Lors de la présentation de son discours de politique générale, le premier ministre, Alain Claude Billie By Nze a évoqué l’épineux problème de l’établissement de la carte nationale d’identité électronique ( CNEI). Le Chef du Gouvernement gabonais a annoncé la reprise de la chaîne de production dans un délai de quelques semaines. La phase technique ayant été finalisée. 

 

« il est légitime de comprendre l’impatience de nos concitoyens qui en sont dépourvus et ceux pour qui, elles sont

arrivées à expiration.

C’est pourquoi le Gouvernement s’attèle à lancer sa production.

La phase technique préalable au démarrage des opérations d’enrôlement

ayant été achevée, notamment avec la livraison de l’Application de

l’Interface de Programmation (API) et le renouvellement de la chaine de

production de la Direction Générale de la Documentation et de

l’Immigration (DGDI), l’officialisation du calendrier de ces opérations de

collecte de données des citoyens devrait être faite dans les toutes

prochaines semaines.

Au terme de ce processus, notre pays pourra se féliciter de posséder

l’une des CNIE les plus fiables et les plus sécurisées à l’échelle du continent ».

Puis de rappeler l’importance de ce document qui nous sert dans notre quotidien.
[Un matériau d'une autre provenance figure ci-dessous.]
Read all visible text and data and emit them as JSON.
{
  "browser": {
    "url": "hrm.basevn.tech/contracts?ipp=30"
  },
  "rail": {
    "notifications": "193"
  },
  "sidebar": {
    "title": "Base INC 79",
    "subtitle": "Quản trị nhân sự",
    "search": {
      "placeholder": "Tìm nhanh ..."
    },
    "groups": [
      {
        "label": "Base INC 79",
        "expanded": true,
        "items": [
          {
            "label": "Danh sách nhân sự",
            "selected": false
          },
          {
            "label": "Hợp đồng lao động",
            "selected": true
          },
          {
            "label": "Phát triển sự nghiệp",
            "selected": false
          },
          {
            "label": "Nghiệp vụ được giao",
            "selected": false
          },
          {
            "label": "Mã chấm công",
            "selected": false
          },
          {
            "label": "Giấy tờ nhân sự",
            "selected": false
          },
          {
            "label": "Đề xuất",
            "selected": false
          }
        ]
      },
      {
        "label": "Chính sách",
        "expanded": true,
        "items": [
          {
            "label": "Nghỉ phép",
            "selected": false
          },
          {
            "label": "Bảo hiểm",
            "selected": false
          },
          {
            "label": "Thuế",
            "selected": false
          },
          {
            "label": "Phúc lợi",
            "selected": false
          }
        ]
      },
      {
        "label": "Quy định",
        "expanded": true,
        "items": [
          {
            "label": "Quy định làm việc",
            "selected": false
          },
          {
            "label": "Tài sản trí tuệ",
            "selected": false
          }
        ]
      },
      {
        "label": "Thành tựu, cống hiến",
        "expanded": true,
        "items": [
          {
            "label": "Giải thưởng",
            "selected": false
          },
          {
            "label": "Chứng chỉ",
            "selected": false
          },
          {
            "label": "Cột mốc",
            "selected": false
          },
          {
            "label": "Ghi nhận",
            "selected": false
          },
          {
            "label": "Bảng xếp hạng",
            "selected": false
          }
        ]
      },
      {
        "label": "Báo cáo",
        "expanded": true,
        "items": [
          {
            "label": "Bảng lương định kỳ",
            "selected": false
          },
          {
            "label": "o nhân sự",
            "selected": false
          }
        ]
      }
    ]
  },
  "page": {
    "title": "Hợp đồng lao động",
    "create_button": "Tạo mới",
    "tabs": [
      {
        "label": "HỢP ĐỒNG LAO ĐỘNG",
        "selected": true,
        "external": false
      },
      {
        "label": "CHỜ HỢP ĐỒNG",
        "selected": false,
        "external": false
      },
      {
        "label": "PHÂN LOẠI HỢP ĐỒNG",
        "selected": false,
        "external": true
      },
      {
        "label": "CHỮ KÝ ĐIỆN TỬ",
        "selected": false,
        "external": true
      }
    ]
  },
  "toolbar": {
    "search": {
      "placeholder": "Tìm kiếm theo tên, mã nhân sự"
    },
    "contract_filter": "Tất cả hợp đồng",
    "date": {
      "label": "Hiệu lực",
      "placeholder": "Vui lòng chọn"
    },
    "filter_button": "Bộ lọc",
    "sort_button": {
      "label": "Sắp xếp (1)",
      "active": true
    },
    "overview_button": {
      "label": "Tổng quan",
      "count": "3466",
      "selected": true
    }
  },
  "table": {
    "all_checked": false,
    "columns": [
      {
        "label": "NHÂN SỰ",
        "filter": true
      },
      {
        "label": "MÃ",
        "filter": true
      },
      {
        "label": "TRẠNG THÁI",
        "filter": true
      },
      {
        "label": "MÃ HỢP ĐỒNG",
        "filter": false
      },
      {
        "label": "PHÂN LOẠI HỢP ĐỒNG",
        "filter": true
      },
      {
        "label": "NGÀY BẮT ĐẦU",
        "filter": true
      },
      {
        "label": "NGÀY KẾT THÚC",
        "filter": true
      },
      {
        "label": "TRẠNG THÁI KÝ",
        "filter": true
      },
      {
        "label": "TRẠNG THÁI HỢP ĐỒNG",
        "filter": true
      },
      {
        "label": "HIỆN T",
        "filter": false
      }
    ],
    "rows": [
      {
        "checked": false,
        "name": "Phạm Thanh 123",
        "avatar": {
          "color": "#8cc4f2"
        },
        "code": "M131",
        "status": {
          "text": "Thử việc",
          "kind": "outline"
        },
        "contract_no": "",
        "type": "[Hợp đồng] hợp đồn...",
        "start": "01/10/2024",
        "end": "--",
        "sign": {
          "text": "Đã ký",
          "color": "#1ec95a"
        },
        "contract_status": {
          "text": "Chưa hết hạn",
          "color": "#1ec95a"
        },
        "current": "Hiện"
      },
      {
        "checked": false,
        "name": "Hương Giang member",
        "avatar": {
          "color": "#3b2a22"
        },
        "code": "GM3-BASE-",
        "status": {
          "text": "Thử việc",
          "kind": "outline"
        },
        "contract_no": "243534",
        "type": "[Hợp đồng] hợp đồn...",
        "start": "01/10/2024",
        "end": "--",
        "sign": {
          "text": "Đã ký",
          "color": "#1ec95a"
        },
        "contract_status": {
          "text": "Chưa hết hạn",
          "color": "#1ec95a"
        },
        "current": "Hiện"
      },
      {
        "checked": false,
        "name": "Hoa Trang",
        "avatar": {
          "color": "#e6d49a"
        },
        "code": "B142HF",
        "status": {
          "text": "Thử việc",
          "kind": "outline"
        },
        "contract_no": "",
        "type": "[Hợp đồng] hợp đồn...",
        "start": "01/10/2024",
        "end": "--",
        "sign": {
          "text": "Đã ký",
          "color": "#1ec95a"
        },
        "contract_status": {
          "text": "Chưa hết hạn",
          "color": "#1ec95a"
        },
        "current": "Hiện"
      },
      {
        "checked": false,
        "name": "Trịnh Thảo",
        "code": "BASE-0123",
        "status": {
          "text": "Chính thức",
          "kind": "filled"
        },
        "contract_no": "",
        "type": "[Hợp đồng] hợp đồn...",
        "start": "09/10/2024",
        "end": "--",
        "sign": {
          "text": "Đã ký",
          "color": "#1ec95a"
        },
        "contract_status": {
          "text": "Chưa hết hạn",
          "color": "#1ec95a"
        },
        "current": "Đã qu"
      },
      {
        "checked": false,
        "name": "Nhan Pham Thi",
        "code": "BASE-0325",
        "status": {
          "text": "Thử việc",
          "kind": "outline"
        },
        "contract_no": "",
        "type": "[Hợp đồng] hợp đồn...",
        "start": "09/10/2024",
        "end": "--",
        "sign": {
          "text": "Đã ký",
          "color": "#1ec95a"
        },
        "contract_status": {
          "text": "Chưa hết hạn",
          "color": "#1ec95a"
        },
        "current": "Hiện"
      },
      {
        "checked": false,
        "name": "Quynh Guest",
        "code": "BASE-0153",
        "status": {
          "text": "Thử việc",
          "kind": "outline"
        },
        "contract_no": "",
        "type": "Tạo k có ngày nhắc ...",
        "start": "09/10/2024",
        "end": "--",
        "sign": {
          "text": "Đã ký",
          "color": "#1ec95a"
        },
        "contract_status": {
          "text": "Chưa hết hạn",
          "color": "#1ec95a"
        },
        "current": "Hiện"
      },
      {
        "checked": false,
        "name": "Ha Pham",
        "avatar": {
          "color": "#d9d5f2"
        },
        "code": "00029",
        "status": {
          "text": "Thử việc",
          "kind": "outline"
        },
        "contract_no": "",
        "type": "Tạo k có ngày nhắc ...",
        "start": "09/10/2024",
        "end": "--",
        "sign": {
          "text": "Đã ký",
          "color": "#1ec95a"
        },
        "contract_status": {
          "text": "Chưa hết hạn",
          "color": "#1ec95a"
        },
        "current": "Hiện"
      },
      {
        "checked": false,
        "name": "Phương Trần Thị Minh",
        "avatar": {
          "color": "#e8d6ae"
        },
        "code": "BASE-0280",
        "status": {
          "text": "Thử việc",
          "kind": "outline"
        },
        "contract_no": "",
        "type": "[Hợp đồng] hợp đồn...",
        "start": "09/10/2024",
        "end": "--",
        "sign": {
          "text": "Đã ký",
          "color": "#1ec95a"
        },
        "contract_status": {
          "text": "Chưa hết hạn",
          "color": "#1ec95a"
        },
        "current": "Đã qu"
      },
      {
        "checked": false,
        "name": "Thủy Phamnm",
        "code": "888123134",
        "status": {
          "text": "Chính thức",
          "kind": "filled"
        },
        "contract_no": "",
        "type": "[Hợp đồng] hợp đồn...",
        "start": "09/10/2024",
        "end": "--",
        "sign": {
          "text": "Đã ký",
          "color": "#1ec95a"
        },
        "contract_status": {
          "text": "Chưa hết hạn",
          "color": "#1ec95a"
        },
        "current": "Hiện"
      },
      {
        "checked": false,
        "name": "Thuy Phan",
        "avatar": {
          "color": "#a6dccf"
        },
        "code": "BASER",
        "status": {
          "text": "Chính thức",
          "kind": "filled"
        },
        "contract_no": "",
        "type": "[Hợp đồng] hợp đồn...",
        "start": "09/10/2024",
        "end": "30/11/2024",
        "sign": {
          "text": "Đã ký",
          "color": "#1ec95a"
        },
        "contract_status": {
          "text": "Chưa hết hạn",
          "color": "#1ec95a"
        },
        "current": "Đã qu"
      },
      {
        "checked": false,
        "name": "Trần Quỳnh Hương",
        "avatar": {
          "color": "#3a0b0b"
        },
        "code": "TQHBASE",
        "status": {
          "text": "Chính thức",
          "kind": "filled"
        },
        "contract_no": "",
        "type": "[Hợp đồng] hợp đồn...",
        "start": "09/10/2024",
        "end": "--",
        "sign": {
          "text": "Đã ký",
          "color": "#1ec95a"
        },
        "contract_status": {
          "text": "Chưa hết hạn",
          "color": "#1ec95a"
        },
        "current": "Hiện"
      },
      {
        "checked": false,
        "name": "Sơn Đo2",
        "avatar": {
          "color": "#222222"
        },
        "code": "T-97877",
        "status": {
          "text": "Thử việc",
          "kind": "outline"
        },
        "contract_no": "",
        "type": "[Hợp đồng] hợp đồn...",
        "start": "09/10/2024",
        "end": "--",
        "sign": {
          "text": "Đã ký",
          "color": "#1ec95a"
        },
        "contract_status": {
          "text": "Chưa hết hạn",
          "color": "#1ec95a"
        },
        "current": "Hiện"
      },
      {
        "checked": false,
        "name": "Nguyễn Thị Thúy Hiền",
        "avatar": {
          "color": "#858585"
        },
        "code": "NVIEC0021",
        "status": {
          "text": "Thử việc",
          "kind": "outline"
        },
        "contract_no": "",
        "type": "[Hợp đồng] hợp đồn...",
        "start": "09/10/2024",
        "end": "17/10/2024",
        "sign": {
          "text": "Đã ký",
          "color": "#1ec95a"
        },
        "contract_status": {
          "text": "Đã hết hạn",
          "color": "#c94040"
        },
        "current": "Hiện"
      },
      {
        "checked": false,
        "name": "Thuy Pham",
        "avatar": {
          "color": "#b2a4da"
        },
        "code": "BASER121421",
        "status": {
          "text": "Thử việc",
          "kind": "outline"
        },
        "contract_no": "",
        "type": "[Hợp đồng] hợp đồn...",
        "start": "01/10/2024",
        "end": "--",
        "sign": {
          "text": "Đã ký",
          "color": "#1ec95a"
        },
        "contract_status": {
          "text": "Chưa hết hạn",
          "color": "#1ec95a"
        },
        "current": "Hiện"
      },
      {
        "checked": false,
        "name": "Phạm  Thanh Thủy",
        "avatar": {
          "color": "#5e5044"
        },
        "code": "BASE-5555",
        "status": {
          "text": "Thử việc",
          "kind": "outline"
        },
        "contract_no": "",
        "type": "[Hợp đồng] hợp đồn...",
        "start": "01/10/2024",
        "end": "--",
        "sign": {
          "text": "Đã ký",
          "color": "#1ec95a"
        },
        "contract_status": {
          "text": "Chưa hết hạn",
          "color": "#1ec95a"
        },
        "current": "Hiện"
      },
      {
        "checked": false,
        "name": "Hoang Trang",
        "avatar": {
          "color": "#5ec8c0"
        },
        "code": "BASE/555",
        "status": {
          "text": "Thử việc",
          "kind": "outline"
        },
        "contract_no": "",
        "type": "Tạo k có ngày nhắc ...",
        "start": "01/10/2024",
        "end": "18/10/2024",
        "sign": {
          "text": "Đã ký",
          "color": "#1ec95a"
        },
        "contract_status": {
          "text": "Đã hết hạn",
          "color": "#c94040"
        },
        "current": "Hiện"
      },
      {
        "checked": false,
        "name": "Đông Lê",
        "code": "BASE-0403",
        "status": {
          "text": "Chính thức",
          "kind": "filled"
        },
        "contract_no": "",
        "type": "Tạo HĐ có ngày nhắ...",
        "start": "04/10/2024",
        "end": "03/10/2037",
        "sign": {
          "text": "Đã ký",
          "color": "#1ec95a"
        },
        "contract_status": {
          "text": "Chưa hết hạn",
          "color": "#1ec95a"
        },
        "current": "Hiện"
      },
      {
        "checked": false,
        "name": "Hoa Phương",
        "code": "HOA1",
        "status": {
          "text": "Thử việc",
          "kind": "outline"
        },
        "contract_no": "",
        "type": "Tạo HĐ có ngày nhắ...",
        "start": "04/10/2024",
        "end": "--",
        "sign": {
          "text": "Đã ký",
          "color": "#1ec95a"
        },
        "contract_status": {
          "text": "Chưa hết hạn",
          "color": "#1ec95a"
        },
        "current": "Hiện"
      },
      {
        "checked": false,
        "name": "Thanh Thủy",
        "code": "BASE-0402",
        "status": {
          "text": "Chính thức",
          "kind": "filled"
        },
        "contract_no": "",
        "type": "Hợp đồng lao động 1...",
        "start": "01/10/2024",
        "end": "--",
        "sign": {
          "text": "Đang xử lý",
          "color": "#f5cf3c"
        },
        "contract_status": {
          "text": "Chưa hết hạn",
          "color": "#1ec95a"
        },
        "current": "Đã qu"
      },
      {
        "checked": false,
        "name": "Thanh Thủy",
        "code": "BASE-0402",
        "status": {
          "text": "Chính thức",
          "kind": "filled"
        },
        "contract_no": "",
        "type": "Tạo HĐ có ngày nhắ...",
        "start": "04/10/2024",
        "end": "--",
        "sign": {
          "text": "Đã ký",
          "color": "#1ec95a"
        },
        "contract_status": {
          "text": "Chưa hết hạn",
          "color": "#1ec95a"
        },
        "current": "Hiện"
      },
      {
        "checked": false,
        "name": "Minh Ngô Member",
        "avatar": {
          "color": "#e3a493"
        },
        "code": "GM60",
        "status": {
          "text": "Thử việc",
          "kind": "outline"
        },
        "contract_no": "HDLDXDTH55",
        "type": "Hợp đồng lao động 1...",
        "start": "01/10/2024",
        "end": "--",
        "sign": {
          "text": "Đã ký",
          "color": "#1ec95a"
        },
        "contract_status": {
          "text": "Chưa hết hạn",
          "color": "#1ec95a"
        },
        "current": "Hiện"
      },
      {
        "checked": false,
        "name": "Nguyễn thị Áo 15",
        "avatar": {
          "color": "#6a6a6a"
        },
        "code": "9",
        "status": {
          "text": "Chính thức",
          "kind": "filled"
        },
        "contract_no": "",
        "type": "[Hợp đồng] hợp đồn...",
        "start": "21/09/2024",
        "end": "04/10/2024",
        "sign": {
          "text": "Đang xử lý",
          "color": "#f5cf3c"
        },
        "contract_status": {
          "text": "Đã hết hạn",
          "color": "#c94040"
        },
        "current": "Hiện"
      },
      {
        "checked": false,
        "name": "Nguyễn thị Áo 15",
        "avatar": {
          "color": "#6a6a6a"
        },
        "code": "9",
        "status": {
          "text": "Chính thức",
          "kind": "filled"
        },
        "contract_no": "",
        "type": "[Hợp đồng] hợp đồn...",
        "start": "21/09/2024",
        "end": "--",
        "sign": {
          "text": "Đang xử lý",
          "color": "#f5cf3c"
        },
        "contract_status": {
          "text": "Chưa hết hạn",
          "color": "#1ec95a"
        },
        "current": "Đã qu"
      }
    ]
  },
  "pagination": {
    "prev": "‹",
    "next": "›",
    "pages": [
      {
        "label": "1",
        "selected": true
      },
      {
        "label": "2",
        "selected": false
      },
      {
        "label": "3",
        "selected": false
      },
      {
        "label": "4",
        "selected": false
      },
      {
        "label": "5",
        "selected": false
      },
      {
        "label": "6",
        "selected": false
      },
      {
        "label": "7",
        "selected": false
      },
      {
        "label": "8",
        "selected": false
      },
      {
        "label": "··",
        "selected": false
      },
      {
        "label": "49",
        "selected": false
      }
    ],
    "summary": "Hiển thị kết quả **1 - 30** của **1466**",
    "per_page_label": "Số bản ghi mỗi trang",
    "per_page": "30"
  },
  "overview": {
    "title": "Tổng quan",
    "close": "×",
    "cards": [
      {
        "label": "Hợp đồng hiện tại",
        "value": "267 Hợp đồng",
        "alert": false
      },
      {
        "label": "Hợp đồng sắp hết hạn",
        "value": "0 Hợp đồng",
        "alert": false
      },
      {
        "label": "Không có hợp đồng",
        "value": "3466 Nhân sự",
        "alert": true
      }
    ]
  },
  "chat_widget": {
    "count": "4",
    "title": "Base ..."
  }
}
 » l’établissement de la Carte Nationale d’Identité Electronique, (CNIE), comme nous le savons, en tant que document officiel, elle est délivrée à tout citoyen par les pouvoirs publics, et sert avant tout, à attester de la réalité de sa nationalité et d’accomplir quotidiennement les actes de gestion et de dispositions liés à sa vie courante (transactions bancaires, acquisition ou cession de biens divers, soins médicaux etc.). Bien plus qu’une simple formalité administrative, la CNIE consacre l’appartenance à la Patrie », a indiqué le Premier ministre.

Alain Claude Billie By Nze a expliqué les raisons de la suspension du contrat qui liait le Gabon avec son ancien partenaire.

 

« Ce sont d’ailleurs les faiblesses constatées en matière de sécurité et de fiabilité dans l’ancienne CNI, qui ont amené le Gouvernement à dénoncer le contrat qui le liait à son ancien partenaire technique, interrompant ainsi la poursuite de sa production et de sa délivrance ».